Cetane and diesel performance
It’s all about combustion, whether you are running a gas or diesel engine. With a gas engine, octane is key. The higher the octane content of gas, the more pressure or heat that fuel can resist before combusting. In diesel fuel, it’s all about cetane.
A diesel compresses intake air so much that it reaches a temperature of nearly 400°F., which is the ignition point of the fuel. Once the air is compressed, the fuel is injected and ignites. Unlike a gas engine that premixes fuel and air, the fuel and intake air mixture in diesels is not uniformly mixed.
To combat this, the spray pattern created by a diesel injector looks like the legs of a spider or a seven-hole liquid fertilizer tip on a sprayer, but in atomized form.
Cetane Is Diesel’s Desire to Ignite
Diesel fuel’s eagerness to ignite is paramount not only in getting the engine to run but also in improving the quality of fuel combustion and timing of combustion in the crankshaft’s rotation. The willingness of diesel fuel to combust is called cetane. The higher the cetane rating of the fuel, the sooner that fuel will ignite and at a lower engine temperature.
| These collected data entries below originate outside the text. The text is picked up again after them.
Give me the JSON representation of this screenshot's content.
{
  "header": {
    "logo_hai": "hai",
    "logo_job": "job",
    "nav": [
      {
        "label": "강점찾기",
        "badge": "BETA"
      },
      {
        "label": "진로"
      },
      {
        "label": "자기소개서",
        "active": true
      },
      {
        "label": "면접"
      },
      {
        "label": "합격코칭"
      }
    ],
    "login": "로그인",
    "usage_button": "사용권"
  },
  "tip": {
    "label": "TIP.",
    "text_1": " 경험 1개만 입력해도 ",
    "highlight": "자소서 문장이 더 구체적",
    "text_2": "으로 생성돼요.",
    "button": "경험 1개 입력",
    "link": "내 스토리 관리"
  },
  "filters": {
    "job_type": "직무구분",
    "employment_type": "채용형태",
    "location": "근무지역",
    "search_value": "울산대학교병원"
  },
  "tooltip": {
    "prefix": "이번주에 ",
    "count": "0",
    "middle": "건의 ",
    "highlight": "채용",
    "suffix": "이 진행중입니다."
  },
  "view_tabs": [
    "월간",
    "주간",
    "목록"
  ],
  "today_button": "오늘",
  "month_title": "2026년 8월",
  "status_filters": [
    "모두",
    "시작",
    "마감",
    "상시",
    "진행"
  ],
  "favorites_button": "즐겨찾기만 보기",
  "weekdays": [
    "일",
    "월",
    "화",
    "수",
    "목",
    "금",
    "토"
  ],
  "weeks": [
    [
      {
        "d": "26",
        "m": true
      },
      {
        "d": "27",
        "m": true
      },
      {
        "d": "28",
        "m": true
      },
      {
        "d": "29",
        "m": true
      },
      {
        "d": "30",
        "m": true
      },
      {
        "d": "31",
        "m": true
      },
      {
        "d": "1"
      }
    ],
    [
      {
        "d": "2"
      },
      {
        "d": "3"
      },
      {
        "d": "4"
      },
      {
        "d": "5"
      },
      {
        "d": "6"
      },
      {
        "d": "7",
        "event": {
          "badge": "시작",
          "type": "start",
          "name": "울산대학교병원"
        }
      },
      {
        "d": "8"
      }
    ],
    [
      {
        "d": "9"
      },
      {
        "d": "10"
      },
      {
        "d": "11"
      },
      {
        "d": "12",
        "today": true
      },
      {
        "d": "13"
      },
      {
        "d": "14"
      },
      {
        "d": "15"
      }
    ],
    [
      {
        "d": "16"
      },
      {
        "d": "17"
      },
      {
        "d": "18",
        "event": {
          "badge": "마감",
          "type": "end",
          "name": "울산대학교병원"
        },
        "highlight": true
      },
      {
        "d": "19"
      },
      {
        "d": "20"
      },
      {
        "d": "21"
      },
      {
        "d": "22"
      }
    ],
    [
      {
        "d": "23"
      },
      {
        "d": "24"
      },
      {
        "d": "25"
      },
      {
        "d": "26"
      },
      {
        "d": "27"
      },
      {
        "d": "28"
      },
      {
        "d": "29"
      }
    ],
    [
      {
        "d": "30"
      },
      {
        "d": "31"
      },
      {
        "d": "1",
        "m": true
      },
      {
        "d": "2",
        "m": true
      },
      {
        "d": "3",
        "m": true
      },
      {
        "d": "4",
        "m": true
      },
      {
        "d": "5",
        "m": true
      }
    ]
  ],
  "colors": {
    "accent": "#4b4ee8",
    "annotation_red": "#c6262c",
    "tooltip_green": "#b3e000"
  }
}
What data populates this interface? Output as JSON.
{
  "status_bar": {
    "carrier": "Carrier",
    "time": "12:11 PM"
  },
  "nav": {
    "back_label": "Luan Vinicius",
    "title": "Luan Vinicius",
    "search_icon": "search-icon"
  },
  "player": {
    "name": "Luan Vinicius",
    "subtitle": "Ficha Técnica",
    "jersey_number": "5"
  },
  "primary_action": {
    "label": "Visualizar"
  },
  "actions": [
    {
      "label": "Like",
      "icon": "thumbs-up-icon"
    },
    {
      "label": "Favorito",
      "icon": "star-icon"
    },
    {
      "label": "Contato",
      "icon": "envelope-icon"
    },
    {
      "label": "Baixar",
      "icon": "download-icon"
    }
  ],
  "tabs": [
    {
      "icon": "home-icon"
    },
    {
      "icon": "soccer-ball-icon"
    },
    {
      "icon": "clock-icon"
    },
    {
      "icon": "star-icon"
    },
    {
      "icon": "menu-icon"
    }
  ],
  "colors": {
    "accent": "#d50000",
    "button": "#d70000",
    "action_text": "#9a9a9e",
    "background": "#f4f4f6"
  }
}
Cetane can be likened to several areas of crop production, collectively. It can be compared to seed-to-soil contact, in-furrow fertility, soil moisture, seed depth, soil tilth, and temperature. When all these variables are at optimum levels, the plant emerges quickly without expending excessive energy.
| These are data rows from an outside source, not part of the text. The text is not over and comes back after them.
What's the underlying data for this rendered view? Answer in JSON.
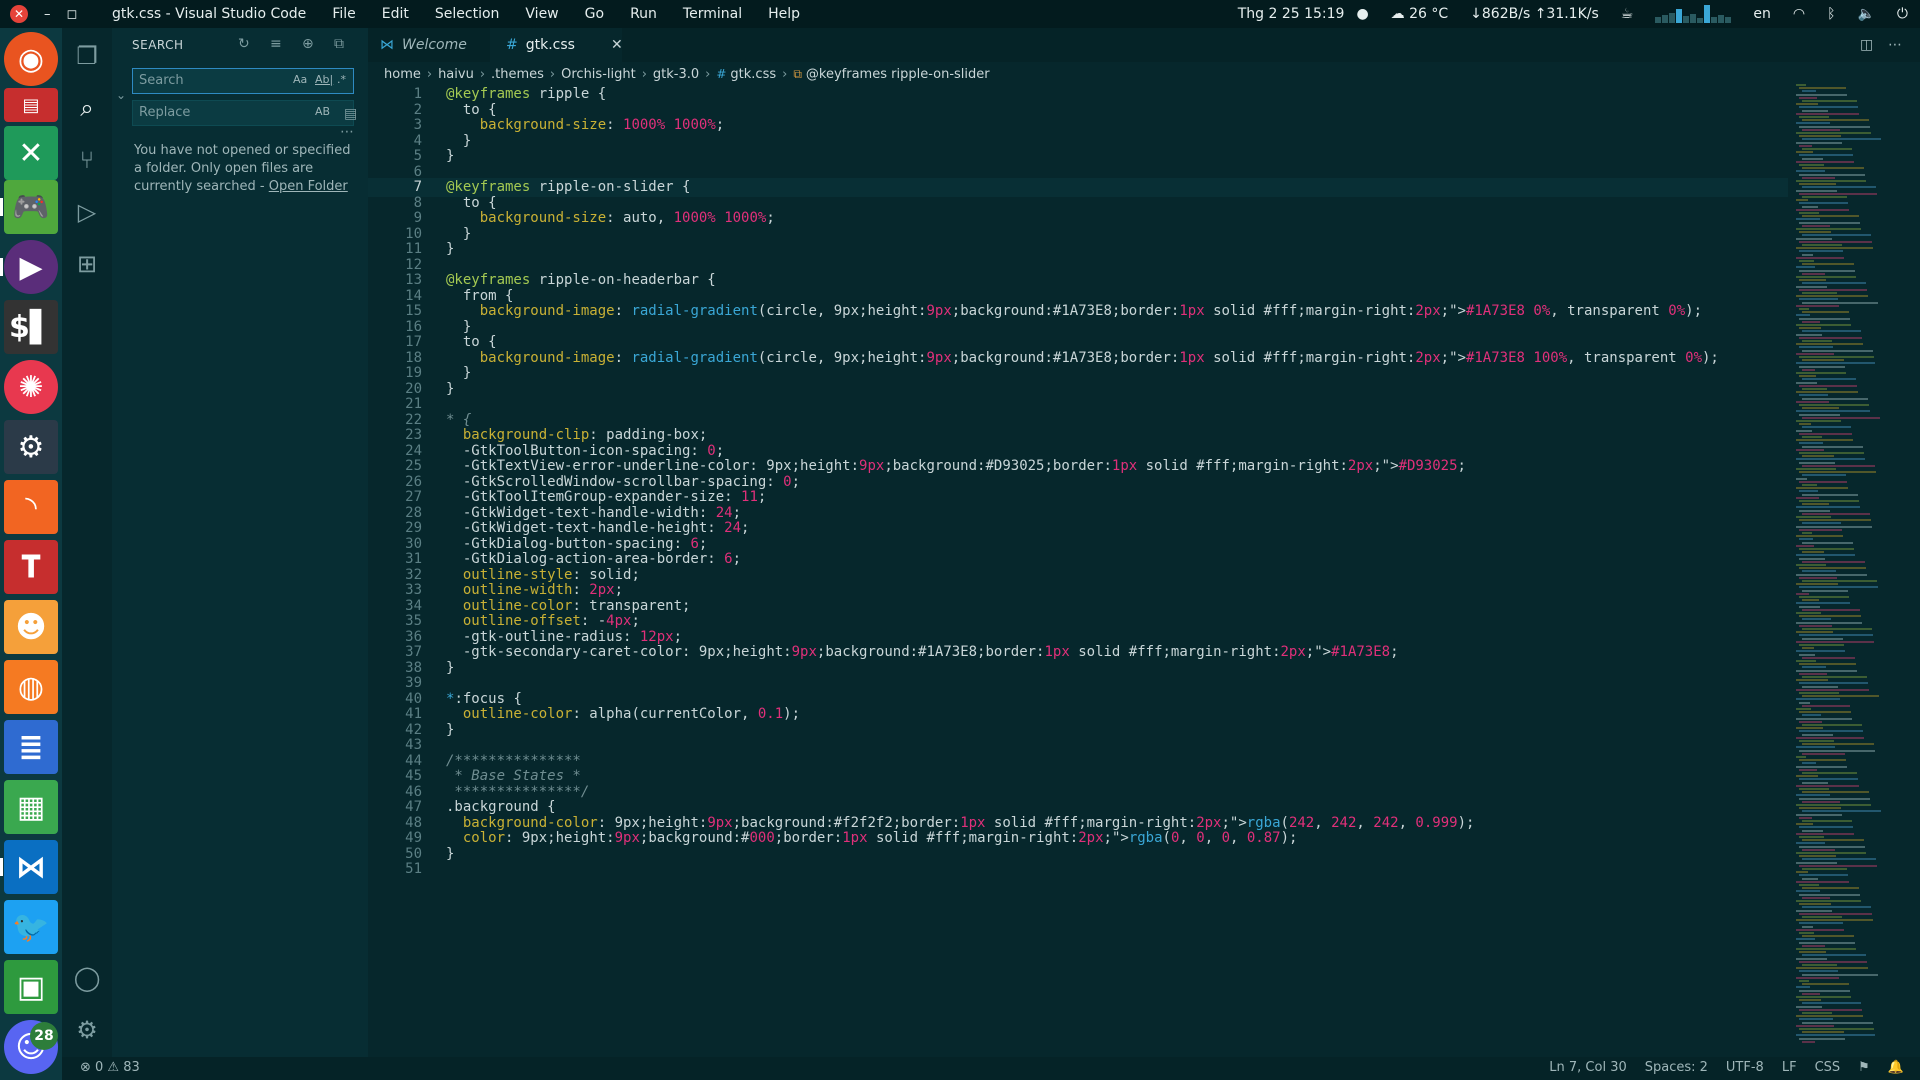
{
  "topbar": {
    "title": "gtk.css - Visual Studio Code",
    "menu": [
      "File",
      "Edit",
      "Selection",
      "View",
      "Go",
      "Run",
      "Terminal",
      "Help"
    ],
    "datetime": "Thg 2 25  15:19",
    "weather": "26 °C",
    "network": "↓862B/s ↑31.1K/s",
    "lang": "en"
  },
  "dock": {
    "items": [
      "ubuntu-icon",
      "files-icon",
      "crossover-icon",
      "gamepad-icon",
      "video-player-icon",
      "terminal-icon",
      "pinwheel-icon",
      "steam-icon",
      "rss-icon",
      "antenna-icon",
      "reddit-icon",
      "blender-icon",
      "writer-icon",
      "calc-icon",
      "vscode-icon",
      "twitter-icon",
      "media-icon",
      "discord-icon"
    ],
    "discord_badge": "28"
  },
  "sidebar": {
    "header": "SEARCH",
    "search_placeholder": "Search",
    "replace_placeholder": "Replace",
    "match_case": "Aa",
    "whole_word": "Ab|",
    "regex": ".*",
    "preserve_case": "AB",
    "message": "You have not opened or specified a folder. Only open files are currently searched - ",
    "open_folder": "Open Folder"
  },
  "tabs": [
    {
      "label": "Welcome",
      "active": false
    },
    {
      "label": "gtk.css",
      "active": true
    }
  ],
  "breadcrumb": [
    "home",
    "haivu",
    ".themes",
    "Orchis-light",
    "gtk-3.0",
    "gtk.css",
    "@keyframes ripple-on-slider"
  ],
  "code_lines": [
    "@keyframes ripple {",
    "  to {",
    "    background-size: 1000% 1000%;",
    "  }",
    "}",
    "",
    "@keyframes ripple-on-slider {",
    "  to {",
    "    background-size: auto, 1000% 1000%;",
    "  }",
    "}",
    "",
    "@keyframes ripple-on-headerbar {",
    "  from {",
    "    background-image: radial-gradient(circle, ■#1A73E8 0%, transparent 0%);",
    "  }",
    "  to {",
    "    background-image: radial-gradient(circle, ■#1A73E8 100%, transparent 0%);",
    "  }",
    "}",
    "",
    "* {",
    "  background-clip: padding-box;",
    "  -GtkToolButton-icon-spacing: 0;",
    "  -GtkTextView-error-underline-color: ■#D93025;",
    "  -GtkScrolledWindow-scrollbar-spacing: 0;",
    "  -GtkToolItemGroup-expander-size: 11;",
    "  -GtkWidget-text-handle-width: 24;",
    "  -GtkWidget-text-handle-height: 24;",
    "  -GtkDialog-button-spacing: 6;",
    "  -GtkDialog-action-area-border: 6;",
    "  outline-style: solid;",
    "  outline-width: 2px;",
    "  outline-color: transparent;",
    "  outline-offset: -4px;",
    "  -gtk-outline-radius: 12px;",
    "  -gtk-secondary-caret-color: ■#1A73E8;",
    "}",
    "",
    "*:focus {",
    "  outline-color: alpha(currentColor, 0.1);",
    "}",
    "",
    "/***************",
    " * Base States *",
    " ***************/",
    ".background {",
    "  background-color: ■rgba(242, 242, 242, 0.999);",
    "  color: □rgba(0, 0, 0, 0.87);",
    "}",
    ""
  ],
  "statusbar": {
    "problems": "⊗ 0  ⚠ 83",
    "position": "Ln 7, Col 30",
    "spaces": "Spaces: 2",
    "encoding": "UTF-8",
    "eol": "LF",
    "language": "CSS"
  },
  "colors": {
    "keyword": "#a4c952",
    "property": "#c9b135",
    "number": "#e0307a",
    "function": "#3aa7d6",
    "comment": "#6f8d91"
  }
}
Establishing the Reaction Zone
In like fashion, when diesel fuel has a high cetane rating, all aspects of the chemical-to-mechanical energy exchange work harmoniously and efficiently. In both gas and diesel engines, once combustion begins, a region called a reaction zone is established. This is where the heat travels from the burned to the unburned regions of the fuel.
That is why a diesel engine, when it’s cold and is first started, runs very poorly; the reaction zone in the piston hasn’t yet formed.
A modern engine usually keeps the glow plugs and/or the intake air heater evoked so that the reaction zone occurs sooner. Once there is uniform heat in the cylinder bore, the reaction zone, in its original form, is no longer present. At this point, the entire bore of the engine is at the ignition point of the fuel.
Just as it would be impossible to have high crop yields without a properly balanced soil (in terms of base saturation on a soil test), efficient combustion and, in turn, the optimal performance of the engine are out of reach when burning fuels with a low level of cetane.
The goal is for the fuel to ignite as soon as possible (with a minimal delay period) so that its potential energy is used to work against the piston and transfer into the crankshaft.
Creates More Power
If the fuel ignites easily and completely, then the engine makes more power, consumes less fuel for the work that it performs, runs cleaner, and runs quieter. If the cetane of the fuel is insufficient, it will result in a noisier and coarser combustion event.
Also, Tier 4 diesel engines fed low-cetane fuel will create more soot particulates. The more soot an engine creates, the more regeneration cycles are required to clean out the diesel particulate filter (DPF) using additional fuel.
Cetane holds many of the keys for an engine to cold-start easily, run smoothly, keep its oil cleaner, and reduce soot buildup in a Tier 4 engine’s emission system. The big payoff to cetane in fuel for farmers, however, is that it helps generate more power while boosting fuel efficiency.